Rodrigo Federman disse...

perfeito, Rui! O Jefferson como suposto "líder" de grupo é um excelente goleiro. E nada além disso. O Botafogo perdeu uma grande chance de dar um significativo passo a frente enquanto esteve com o Seedorf. Muito disso, por causa, inclusive, do boicote do Jefferson e demais acomodados.
Abs e SA!!!

Gil disse...

Rui,

E essa distância entre Sul Americanos e Europeus fica cada dia mais abissal!
Incrível como brasileiros não respeitam os direitos dos outros e o fazem e elogiam quando estão na Europa ou em qualquer país desenvolvido!
Incrível como não respeitam leis e o fazem quando estão no primeiro mundo!
Você não tem noção de como as pessoas do bem estão em pânico com os acontecimentos por essas terras. É um verdadeiro desmando e falta de exemplos e de autoridade pelos poderes constituídos!
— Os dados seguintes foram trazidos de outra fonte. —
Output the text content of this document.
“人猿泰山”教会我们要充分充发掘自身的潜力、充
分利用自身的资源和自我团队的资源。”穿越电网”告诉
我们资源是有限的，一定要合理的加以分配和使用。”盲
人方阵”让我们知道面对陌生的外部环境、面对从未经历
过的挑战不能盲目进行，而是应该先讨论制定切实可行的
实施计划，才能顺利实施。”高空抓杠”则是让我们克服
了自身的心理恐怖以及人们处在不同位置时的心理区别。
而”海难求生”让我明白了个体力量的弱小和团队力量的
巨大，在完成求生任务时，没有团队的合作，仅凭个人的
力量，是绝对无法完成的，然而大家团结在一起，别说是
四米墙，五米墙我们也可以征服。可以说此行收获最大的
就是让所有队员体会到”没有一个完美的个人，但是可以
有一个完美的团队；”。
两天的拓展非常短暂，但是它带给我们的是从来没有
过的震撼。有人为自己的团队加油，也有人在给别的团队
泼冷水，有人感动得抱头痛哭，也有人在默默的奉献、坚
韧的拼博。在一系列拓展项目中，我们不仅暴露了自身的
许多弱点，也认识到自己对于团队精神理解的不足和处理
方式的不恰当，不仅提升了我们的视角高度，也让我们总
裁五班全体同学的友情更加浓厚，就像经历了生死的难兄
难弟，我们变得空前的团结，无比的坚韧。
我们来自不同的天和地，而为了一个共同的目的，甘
Quanto ao Botafogo é o que você tão bem, mais uma vez, escreveu! Reflexo de tudo isso, além da péssima e incompetente presidência do Maurício Assumpção e de todos que tem o poder de mudar e não o fazem.

Jefferson reflete muito bem o que o brasileiro pensa e faz, ou seja, o discurso e pensamento são de mudanças, porém a atitude em fazer e aceitar é muito diferente, pois ameaça o conforto de cada um. Mudanças sem sacrifícios sabemos que nunca ocorreram e não ocorrerão!

Permita transcrever uma frase de uma felicidade ímpar em um publicação que o Marcelo postou no Fogo Eterno sobre a nossa torcida e que tem sido o melhor que temos esse ano:

“Time sem torcida? Nada disso. Torcida sem time, isso sim”.


Pobre do atual Botafogo!
Pobre de nós, Torcedores!


Abs e Sds, Botafoguenses!!!

Ruy Moura disse...

Muito bem lembrado, Rodrigo. O Jefferson foi um dos que bloqueou Seedorf publicamente e o fez ser menos interveniente. A partir daí o Botafogo começou a cair... Mas o fôlego do Seedorf ainda nos levou à Libertadores. Juntamente com Loco Abreu sõ os dois grandes craques do Botafogo/século XXI.

Abraços Gloriosos.

Ruy Moura disse...

Grande frase do Marcelo, Gil. Como diz o Rodrigo, como líder do grupo ele é um excelente... goleiro. Em vez de se ter aliado a Seedorf, formando uma dupla de respeito, ficou enciumado e bloqueou a mudança.

Com essa mentalidade num atleta do nível do Jefferson, significa que os clubes brasileiros não sairão da sua mediania durante muitos e muitos anos. Porque evidentemente que o Mundial de Clubes representa muito pouco e os europeus não se interessam por tal título. A maior competição do mundo de clubes é, disparadamente, a Liga dos Campeões Europeus.

Abraços Gloriosos.

Unknown disse...

Belo texto amigo, a chancela pra isso tudo foi dada pelo dentista ao tomarmos de 4 a 0 para o flamengo: tenho orgulho desse grupo! Precisa dizer mais?

Ruy Moura disse...

Pois é, até parece que ele se orgulha especialmente quando perdemos para os catarthiformes...

Abraços Gloriosos.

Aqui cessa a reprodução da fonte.